フィリピン大統領「世界が中国に懸念」に中国反発

中国の船が浚渫(しゅんせつ)作業を進めるスプラトリー諸島のミスチーフ礁(2015年3月16日撮影)。(c)AFP/CSIS Asia Maritime Transparency Initiative/DigitalGlobe〔AFPBB News

 これまで、マニラの会議で行われたフィリピン最高裁のアントニオ・カルピオ判事による国際法の解釈について紹介してきました(「フィリピン最高裁判事が中国の主張を一刀両断に」「南シナ海の埋め立て、合法と非合法の分かれ目は?」)。

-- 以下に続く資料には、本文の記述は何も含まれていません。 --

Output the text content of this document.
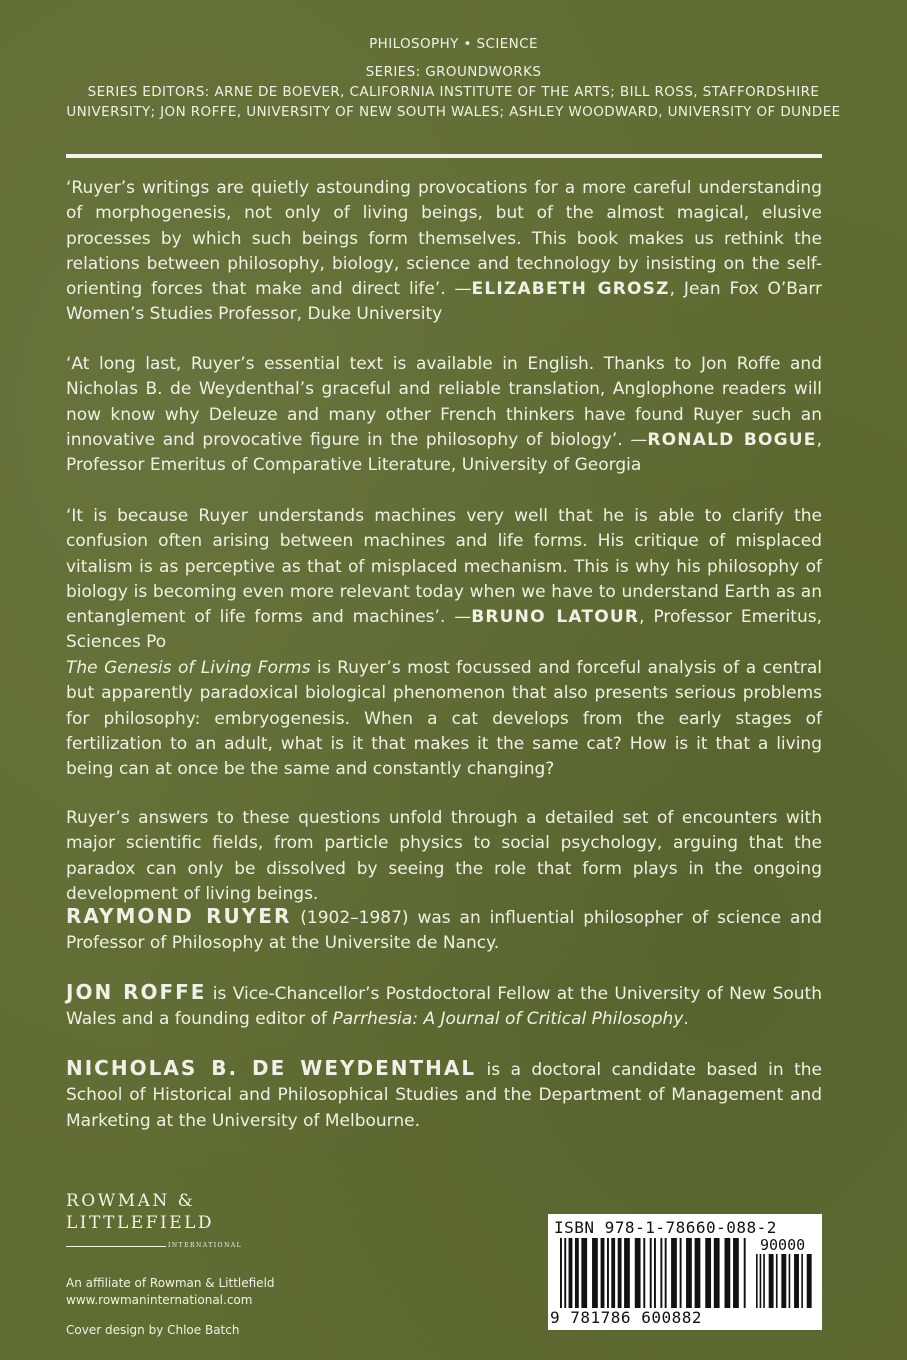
PHILOSOPHY • SCIENCE
SERIES: GROUNDWORKS
SERIES EDITORS: ARNE DE BOEVER, CALIFORNIA INSTITUTE OF THE ARTS; BILL ROSS, STAFFORDSHIRE
UNIVERSITY; JON ROFFE, UNIVERSITY OF NEW SOUTH WALES; ASHLEY WOODWARD, UNIVERSITY OF DUNDEE
‘Ruyer’s writings are quietly astounding provocations for a more careful understanding of morphogenesis, not only of living beings, but of the almost magical, elusive processes by which such beings form themselves. This book makes us rethink the relations between philosophy, biology, science and technology by insisting on the self-orienting forces that make and direct life’. —ELIZABETH GROSZ, Jean Fox O’Barr Women’s Studies Professor, Duke University
‘At long last, Ruyer’s essential text is available in English. Thanks to Jon Roffe and Nicholas B. de Weydenthal’s graceful and reliable translation, Anglophone readers will now know why Deleuze and many other French thinkers have found Ruyer such an innovative and provocative figure in the philosophy of biology’. —RONALD BOGUE, Professor Emeritus of Comparative Literature, University of Georgia
‘It is because Ruyer understands machines very well that he is able to clarify the confusion often arising between machines and life forms. His critique of misplaced vitalism is as perceptive as that of misplaced mechanism. This is why his philosophy of biology is becoming even more relevant today when we have to understand Earth as an entanglement of life forms and machines’. —BRUNO LATOUR, Professor Emeritus, Sciences Po
The Genesis of Living Forms is Ruyer’s most focussed and forceful analysis of a central but apparently paradoxical biological phenomenon that also presents serious problems for philosophy: embryogenesis. When a cat develops from the early stages of fertilization to an adult, what is it that makes it the same cat? How is it that a living being can at once be the same and constantly changing?
Ruyer’s answers to these questions unfold through a detailed set of encounters with major scientific fields, from particle physics to social psychology, arguing that the paradox can only be dissolved by seeing the role that form plays in the ongoing development of living beings.
RAYMOND RUYER (1902–1987) was an influential philosopher of science and Professor of Philosophy at the Universite de Nancy.
JON ROFFE is Vice-Chancellor’s Postdoctoral Fellow at the University of New South Wales and a founding editor of Parrhesia: A Journal of Critical Philosophy.
NICHOLAS B. DE WEYDENTHAL is a doctoral candidate based in the School of Historical and Philosophical Studies and the Department of Management and Marketing at the University of Melbourne.
ROWMAN &
LITTLEFIELD
INTERNATIONAL
An affiliate of Rowman & Littlefield
www.rowmaninternational.com
Cover design by Chloe Batch
ISBN 978-1-78660-088-2
90000
9 781786 600882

 今回と次回は、カルピオ判事が指摘した「南シナ海の歴史問題」と「南シナ海において中国の行動をいかにすれば止められるのか」という専門家の議論についてさらにご紹介したいと思います。

国連海洋法条約では「歴史的事実」は無意味

 中国はこれまで南シナ海について言及する際に、中国の過去の歴史を持ち出して、中国の領有権を主張してきました。例えば、2014年5月のシンガポールにおける「シャングリラ対話」(アジア安全保障会議)において、中国人民解放軍の王冠中・副総参謀長が「中国は漢の時代に早くも南シナ海、特に南沙諸島や関連海域の管理を始め、徐々に完備していった。漢の時代とは紀元前200年、今年は2014年。この方面の歴史的資料や文献は大量に残されている」と表明しています。

 しかし、国連海洋法条約の解釈においてこのような歴史的事実は何ら意味を有していないのです。カルピオ判事は、次のとおり指摘します。